10. Size halktan biri sorsa, manipülasyon-propagandaya karşı kendimi nasıl koruyabilirim, kendimi aldatılmaktan koruyabilirim diye ona tavsiyeniz ne olurdu? Manipülasyon bombardımanı karşısında vatandaşın ruh sağlığını, sağduyusunu, gerçekleri anlama kabiliyetini koruması adına bir ruh hekimi olarak ne tavsiye edebilirsiniz?
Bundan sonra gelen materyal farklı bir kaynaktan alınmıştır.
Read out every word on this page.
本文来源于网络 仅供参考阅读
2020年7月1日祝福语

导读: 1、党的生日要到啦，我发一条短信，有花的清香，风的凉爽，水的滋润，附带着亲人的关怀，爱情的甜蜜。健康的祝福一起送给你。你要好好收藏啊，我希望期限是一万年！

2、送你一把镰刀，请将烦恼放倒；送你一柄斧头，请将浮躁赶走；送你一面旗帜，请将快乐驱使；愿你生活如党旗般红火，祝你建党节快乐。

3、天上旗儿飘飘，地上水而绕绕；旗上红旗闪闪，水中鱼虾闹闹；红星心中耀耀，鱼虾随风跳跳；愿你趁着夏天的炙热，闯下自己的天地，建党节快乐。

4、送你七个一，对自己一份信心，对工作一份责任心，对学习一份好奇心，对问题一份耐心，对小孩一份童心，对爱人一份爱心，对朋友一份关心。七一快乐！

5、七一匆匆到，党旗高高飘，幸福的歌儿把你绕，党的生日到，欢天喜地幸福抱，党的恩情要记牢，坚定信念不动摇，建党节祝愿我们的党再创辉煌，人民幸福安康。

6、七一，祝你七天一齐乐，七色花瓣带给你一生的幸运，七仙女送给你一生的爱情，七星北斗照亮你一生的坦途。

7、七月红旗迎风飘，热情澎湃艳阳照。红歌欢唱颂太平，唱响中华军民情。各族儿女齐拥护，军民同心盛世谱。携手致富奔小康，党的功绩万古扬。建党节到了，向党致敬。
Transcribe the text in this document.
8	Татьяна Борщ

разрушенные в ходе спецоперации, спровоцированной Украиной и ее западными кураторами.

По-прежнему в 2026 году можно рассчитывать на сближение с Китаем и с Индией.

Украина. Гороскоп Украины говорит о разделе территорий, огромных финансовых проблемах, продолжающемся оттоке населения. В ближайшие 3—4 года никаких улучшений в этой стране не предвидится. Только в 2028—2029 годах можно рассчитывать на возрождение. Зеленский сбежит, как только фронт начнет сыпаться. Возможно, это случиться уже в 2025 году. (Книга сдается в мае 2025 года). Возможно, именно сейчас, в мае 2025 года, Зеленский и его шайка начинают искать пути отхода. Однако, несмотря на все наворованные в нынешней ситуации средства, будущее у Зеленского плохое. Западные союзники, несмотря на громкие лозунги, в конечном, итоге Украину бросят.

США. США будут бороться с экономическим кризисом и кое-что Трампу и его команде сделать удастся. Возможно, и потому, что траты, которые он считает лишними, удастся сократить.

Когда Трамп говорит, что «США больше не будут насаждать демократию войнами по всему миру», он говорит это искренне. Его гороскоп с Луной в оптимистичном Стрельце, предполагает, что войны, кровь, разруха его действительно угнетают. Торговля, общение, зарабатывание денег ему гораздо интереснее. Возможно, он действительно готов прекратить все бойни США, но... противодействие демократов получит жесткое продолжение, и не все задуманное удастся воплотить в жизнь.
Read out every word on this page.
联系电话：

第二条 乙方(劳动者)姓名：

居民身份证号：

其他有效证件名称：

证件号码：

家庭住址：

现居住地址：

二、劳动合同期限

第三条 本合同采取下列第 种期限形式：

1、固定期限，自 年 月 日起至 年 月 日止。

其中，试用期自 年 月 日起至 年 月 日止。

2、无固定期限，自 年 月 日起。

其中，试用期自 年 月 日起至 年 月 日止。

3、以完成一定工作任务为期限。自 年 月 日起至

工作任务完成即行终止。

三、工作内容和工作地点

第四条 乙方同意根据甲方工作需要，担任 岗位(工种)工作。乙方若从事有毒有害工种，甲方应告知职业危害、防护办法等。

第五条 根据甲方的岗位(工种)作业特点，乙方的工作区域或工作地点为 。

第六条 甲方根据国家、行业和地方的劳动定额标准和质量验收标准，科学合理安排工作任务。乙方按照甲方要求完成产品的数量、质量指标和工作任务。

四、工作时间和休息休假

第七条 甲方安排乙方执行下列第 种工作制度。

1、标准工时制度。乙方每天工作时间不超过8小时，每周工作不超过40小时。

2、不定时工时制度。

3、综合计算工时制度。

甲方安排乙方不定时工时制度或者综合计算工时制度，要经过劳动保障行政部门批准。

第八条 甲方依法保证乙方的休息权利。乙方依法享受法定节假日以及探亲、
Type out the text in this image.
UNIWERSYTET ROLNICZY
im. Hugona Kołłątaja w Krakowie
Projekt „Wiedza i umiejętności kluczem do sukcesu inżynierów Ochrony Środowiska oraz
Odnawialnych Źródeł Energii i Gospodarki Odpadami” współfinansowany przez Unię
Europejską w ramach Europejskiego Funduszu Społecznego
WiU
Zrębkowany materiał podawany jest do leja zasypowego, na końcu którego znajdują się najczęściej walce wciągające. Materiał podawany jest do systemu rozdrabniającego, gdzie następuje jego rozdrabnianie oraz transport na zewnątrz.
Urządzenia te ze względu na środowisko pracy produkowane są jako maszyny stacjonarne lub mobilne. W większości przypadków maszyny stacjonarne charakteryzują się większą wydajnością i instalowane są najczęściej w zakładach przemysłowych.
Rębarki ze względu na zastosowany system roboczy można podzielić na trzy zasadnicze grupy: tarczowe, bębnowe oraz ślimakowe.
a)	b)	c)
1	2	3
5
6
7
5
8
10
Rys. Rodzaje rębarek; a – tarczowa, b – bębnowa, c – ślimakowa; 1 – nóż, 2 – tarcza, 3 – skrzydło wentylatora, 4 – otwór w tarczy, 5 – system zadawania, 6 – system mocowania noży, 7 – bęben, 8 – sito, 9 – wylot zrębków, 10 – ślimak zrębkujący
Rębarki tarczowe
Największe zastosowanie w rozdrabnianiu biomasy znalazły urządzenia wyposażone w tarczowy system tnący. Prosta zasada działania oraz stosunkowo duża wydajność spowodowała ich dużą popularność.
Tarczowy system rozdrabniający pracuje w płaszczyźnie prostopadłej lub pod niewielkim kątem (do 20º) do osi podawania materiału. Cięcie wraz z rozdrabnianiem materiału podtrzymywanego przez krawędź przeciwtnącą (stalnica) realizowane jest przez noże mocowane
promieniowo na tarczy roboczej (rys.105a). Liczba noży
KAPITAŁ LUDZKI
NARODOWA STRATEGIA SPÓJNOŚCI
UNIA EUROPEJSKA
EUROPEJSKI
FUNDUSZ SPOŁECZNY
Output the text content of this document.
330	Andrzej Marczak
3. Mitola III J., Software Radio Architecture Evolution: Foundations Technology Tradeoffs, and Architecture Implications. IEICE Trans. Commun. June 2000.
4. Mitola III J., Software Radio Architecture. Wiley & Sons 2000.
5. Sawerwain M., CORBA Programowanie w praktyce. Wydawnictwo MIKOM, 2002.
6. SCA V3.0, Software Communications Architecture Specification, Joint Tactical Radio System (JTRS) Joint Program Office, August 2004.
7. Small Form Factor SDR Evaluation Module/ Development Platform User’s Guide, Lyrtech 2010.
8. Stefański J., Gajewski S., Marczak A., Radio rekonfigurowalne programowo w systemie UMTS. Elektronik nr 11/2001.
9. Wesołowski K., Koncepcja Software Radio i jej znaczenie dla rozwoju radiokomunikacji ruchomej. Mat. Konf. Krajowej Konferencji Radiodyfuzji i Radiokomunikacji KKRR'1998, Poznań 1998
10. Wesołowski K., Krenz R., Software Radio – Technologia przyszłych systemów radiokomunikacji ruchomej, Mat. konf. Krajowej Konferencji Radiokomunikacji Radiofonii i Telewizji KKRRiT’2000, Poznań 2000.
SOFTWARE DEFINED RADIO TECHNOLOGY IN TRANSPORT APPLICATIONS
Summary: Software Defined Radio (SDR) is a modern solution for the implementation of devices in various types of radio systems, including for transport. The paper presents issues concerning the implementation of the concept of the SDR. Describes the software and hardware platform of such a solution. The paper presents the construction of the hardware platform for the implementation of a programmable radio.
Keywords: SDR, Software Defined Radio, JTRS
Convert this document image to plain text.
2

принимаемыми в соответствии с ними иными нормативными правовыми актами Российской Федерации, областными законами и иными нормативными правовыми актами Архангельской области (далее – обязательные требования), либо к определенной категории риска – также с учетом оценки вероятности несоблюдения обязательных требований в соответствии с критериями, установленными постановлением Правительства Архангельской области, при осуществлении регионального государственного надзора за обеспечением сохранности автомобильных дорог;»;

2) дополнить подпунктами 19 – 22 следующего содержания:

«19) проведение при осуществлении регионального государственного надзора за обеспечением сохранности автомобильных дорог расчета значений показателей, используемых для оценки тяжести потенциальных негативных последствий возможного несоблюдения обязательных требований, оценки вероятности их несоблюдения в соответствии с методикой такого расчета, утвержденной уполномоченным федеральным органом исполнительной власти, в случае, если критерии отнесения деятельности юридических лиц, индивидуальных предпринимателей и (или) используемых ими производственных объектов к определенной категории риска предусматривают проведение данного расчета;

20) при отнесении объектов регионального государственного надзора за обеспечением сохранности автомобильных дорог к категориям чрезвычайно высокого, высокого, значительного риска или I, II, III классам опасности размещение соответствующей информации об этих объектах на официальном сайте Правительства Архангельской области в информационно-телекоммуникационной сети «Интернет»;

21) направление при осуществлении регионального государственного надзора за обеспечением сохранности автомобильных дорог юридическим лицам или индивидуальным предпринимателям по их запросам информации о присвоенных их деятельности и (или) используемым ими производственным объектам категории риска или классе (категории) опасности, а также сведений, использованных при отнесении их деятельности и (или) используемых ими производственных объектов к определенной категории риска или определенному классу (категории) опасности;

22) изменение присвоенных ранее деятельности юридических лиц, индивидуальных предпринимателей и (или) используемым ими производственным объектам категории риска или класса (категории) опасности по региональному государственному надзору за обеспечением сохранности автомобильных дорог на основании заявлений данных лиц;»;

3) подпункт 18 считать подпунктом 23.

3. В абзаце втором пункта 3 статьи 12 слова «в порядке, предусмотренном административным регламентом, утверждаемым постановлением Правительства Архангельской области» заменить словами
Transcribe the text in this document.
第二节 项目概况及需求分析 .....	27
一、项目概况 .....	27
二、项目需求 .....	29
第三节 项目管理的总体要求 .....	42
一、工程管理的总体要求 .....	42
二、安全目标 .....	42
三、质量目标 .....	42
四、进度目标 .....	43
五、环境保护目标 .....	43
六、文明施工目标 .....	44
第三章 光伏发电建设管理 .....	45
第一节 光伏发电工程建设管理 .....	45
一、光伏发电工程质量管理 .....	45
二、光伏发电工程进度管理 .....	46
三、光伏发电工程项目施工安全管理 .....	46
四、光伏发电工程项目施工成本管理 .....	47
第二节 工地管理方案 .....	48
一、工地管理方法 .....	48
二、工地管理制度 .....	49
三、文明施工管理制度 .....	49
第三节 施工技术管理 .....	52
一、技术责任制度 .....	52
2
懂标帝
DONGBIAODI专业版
Bireysel olarak yapmamız gereken Kuranı Kerimin ilk emrine uymamızdır. İlk emir “oku” der. Varlık alemindeki her nesne hadise bir harftir. Olayları hadiseleri okumak kitap okumak kadar önemlidir. Okumak aynı zamanda davet etmektir.Her birey varlık ve hadiseleri okumalı sonra da bunu duyurmalıdır.Toplumsal olarak da gerçeklerle yüzleşmesini bilmemiz gerekiyor.Bireyin ve toplumun kendiyle yüzleşmesi de yine kendini okumaktan geçer.Bütün bu olup bitenler neden oluyor.Okumasını bilene her hadise gerçekleri zaten haykırmaktadır. İnsanların bilinçaltı gerçeği bilir.Ancak gerçeği sıkça örterek kendimize yalan söyleriz. İnsan canı yandığı zaman kendiyle yüzleşir. Malesef toplum da canı yanmadan gerçeklerle yüzleşmeyecek. İnsanlar canı yandıkça uyanır.Umarım daha kötü ekonomik ve siyasi felaketlere uğramadan toplum uyanır.